①ホウレンソウの葉のアセトン抽出液に石油エーテルおよび純水を加え攪拌する。
②上層の分画をとり、メタノールを加え攪拌し、上層の石油エーテルの方の吸光度を測定した。
ミラクル さま

色素の抽出に用いられた有機溶媒の組成が少し詳しく示されていないため、また、抽出と遠心分離で残渣を分離された段階がはっきりしないため、正確にお答えするのがむつかしいご質問です。抽出液の吸収スペクトルでクロロフィールの長波長側のピークがはっきり観測できるのに、短波長側の450 nm付近のピークがはっきり観測できないとのことですが、最も考えられることはカロテノイドの吸収がこの付近で重なるためと思われます。
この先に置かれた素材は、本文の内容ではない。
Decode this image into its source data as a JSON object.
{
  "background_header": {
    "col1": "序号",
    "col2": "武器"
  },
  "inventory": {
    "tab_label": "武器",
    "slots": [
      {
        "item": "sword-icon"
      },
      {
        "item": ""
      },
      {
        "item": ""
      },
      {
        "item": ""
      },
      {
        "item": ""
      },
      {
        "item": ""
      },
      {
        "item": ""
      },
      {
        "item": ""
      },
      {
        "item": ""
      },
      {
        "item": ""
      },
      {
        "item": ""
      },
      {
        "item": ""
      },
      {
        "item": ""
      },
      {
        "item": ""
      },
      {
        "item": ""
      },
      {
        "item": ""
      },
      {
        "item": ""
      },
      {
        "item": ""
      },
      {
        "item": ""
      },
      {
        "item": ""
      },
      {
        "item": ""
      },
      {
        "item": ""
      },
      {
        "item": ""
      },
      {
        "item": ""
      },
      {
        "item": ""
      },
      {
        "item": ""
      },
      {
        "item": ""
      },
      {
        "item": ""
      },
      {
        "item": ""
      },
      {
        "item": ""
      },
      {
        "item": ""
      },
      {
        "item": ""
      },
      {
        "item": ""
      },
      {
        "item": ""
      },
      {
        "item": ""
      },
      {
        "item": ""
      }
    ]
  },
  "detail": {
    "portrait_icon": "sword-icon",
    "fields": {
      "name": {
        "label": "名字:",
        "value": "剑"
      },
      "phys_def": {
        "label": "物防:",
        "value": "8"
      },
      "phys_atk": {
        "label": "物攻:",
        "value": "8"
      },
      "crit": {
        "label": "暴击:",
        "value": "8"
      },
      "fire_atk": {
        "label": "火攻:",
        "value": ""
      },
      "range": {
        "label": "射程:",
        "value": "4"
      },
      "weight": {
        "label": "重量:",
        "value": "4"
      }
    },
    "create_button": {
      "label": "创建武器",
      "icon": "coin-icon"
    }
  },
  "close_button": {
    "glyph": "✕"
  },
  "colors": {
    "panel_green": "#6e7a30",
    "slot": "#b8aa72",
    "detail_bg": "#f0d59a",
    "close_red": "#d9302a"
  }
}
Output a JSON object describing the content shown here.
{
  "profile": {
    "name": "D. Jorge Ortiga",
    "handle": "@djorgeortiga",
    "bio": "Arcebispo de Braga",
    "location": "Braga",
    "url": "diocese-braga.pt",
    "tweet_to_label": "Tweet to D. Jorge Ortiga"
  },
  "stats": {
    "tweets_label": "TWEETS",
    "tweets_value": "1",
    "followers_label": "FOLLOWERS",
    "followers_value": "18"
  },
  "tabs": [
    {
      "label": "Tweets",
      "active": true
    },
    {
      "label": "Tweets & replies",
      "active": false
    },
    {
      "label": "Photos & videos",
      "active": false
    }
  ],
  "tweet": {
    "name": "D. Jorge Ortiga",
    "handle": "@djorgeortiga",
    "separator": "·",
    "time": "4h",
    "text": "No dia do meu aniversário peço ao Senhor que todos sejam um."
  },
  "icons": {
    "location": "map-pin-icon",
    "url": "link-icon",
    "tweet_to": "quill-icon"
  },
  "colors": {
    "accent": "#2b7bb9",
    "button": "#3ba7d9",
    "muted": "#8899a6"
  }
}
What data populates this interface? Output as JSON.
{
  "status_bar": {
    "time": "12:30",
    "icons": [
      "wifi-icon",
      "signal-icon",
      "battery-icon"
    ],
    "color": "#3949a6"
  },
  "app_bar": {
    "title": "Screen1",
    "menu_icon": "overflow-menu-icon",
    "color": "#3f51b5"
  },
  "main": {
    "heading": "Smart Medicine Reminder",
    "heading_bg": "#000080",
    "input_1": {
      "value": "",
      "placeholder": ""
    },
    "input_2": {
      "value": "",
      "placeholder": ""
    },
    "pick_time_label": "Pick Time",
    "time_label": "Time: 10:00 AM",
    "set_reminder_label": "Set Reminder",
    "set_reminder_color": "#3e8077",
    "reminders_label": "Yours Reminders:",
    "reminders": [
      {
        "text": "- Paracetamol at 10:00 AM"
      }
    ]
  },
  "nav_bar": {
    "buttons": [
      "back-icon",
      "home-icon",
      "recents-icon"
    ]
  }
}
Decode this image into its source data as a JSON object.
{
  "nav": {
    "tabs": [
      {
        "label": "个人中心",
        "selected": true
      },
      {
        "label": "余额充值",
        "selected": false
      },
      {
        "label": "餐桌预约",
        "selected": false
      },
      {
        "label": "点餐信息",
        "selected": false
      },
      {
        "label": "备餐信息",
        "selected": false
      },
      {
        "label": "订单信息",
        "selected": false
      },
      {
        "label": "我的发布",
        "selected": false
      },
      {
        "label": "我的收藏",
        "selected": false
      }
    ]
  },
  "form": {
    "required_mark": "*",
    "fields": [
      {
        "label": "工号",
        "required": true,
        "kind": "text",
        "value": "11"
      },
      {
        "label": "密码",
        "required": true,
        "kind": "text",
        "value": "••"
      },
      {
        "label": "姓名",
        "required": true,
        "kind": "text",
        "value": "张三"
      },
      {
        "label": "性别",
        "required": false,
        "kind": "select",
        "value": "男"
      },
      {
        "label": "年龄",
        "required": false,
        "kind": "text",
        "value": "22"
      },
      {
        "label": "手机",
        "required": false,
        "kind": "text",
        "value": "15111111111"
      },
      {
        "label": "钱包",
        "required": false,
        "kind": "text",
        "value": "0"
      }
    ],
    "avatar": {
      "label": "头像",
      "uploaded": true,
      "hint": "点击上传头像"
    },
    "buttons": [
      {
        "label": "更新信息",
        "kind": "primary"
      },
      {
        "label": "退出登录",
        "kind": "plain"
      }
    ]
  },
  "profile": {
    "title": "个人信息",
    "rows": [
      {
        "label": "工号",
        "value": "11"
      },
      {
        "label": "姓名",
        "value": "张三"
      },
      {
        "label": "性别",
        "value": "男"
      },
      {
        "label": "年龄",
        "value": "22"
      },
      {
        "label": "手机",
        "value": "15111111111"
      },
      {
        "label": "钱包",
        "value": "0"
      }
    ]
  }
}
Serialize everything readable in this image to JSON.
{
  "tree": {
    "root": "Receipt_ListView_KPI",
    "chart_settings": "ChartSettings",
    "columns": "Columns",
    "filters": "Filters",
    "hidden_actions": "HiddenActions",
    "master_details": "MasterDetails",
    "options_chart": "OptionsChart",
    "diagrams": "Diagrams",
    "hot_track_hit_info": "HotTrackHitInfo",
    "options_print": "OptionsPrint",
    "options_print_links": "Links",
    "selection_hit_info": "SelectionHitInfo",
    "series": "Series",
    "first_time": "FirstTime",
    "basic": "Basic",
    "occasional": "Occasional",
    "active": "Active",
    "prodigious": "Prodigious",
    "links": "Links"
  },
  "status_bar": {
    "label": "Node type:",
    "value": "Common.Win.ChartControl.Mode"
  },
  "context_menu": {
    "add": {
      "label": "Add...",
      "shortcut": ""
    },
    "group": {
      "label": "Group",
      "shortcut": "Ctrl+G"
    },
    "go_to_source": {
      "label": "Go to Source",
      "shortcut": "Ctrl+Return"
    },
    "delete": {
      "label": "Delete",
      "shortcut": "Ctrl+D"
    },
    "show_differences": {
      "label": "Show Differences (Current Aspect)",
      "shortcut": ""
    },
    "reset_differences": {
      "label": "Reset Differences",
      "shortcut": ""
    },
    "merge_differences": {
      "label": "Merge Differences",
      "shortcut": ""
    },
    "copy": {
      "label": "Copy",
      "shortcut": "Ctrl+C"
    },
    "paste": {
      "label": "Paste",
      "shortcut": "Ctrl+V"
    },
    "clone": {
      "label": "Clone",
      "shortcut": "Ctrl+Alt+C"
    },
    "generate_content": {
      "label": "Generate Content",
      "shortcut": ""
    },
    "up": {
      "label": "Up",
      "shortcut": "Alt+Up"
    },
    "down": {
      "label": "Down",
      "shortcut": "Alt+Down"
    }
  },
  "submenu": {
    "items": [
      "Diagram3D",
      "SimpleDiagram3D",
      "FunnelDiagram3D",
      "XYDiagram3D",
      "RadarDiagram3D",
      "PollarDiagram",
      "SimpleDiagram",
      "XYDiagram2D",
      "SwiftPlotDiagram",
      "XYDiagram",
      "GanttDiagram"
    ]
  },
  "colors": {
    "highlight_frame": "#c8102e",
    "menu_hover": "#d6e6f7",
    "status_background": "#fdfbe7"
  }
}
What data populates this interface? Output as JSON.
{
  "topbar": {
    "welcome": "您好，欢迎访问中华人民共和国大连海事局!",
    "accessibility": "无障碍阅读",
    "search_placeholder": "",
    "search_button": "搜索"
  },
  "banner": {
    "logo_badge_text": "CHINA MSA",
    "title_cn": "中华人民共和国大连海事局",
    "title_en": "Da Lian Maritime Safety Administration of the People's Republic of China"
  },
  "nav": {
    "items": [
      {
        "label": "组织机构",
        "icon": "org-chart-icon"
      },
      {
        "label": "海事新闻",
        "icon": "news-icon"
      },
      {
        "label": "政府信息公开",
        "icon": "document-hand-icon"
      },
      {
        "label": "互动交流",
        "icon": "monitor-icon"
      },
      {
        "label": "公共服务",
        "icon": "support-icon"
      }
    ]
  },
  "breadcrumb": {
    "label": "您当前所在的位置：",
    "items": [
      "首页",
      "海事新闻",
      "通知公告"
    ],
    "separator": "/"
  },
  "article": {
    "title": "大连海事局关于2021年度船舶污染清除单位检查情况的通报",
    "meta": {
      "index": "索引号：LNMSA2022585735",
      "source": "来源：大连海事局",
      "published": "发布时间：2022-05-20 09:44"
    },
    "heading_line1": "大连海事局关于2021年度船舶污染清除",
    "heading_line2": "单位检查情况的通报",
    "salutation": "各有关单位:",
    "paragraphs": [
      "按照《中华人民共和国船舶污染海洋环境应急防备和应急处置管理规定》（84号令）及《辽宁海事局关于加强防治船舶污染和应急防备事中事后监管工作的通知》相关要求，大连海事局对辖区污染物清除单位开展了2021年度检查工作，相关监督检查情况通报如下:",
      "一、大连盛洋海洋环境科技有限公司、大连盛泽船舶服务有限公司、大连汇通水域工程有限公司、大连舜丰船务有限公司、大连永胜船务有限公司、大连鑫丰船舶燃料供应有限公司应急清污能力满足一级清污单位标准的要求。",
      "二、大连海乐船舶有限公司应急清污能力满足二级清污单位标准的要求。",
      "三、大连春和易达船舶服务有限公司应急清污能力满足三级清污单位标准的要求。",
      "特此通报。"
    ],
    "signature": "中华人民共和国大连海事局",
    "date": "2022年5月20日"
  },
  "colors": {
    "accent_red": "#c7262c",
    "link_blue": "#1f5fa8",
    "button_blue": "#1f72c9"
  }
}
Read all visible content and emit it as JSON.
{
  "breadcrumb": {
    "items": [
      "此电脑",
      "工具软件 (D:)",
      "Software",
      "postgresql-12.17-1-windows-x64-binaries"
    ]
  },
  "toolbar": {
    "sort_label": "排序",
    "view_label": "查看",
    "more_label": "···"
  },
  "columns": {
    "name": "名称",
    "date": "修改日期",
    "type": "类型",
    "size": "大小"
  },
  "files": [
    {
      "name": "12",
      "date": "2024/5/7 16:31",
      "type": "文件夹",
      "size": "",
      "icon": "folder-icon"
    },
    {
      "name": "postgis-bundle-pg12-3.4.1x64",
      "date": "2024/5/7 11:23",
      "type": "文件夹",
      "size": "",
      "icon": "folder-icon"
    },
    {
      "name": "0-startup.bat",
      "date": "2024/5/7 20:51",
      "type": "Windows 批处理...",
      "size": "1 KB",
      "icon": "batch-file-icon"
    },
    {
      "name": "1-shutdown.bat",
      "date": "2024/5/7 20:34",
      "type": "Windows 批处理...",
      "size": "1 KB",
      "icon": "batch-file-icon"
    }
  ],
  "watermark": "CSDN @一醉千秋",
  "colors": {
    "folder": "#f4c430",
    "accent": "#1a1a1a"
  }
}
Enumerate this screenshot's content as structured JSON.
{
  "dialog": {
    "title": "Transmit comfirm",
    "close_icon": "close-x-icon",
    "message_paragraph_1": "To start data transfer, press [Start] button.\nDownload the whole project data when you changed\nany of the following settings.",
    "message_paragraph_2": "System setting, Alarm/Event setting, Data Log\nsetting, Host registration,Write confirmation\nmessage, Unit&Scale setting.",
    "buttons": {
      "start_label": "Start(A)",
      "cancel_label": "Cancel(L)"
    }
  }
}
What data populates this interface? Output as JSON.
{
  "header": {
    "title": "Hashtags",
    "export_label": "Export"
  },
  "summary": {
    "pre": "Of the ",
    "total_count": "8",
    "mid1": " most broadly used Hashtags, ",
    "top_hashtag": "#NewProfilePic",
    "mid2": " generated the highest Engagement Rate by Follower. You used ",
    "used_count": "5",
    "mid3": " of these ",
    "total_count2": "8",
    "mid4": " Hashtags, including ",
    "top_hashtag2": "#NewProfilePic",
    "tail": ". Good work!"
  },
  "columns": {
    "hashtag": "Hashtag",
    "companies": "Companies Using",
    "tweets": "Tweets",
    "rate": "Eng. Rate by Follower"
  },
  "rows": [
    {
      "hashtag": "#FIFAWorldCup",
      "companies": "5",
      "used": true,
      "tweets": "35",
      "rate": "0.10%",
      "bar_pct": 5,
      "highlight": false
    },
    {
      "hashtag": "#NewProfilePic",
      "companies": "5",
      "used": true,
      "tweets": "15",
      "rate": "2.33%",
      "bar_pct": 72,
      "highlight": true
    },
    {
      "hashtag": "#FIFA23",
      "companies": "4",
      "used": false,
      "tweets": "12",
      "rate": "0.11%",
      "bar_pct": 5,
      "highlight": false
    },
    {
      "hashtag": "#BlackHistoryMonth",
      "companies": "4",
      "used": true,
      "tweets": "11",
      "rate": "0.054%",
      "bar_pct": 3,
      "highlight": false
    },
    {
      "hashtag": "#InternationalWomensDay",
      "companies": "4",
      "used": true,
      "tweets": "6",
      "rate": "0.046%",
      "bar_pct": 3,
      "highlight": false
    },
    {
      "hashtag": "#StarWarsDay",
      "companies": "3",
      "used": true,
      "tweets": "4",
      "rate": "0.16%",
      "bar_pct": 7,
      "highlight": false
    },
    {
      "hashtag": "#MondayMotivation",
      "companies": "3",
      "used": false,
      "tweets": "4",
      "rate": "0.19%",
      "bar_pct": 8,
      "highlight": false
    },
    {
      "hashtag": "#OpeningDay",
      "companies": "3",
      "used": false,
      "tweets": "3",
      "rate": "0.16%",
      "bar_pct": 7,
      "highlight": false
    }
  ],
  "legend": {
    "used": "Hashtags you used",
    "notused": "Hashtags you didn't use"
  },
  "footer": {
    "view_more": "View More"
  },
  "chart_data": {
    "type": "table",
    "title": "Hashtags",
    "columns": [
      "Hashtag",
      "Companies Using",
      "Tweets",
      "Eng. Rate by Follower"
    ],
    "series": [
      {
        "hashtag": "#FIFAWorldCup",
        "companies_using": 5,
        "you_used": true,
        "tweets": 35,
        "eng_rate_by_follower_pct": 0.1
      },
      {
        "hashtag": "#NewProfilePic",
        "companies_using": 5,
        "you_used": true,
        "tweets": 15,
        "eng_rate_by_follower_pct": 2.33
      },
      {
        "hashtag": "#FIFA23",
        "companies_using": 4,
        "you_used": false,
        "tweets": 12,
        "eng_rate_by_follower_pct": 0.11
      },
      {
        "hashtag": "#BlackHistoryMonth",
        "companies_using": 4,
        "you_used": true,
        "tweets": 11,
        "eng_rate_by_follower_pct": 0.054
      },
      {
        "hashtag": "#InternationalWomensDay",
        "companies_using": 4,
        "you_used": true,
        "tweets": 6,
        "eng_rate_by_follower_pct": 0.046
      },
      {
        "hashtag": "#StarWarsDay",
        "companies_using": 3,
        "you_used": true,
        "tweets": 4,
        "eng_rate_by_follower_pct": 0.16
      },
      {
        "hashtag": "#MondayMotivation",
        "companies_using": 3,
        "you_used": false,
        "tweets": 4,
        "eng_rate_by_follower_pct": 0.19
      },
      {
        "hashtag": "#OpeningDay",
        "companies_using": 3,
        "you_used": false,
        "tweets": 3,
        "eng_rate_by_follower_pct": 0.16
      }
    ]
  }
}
標準的なクロロフィールの定量は、アセトン:水(4:1, v/v(容積比))によって葉を細かくなるまですりつぶし、遠心分離によって残渣を除き、上澄みについて645, 663 nmでの吸光度から測定します(Arnon法)。ほとんどの植物で、この方法でクロロフィールa, bを完全に抽出でき、それぞれの含量を求めることができ、世界的な標準法となっています。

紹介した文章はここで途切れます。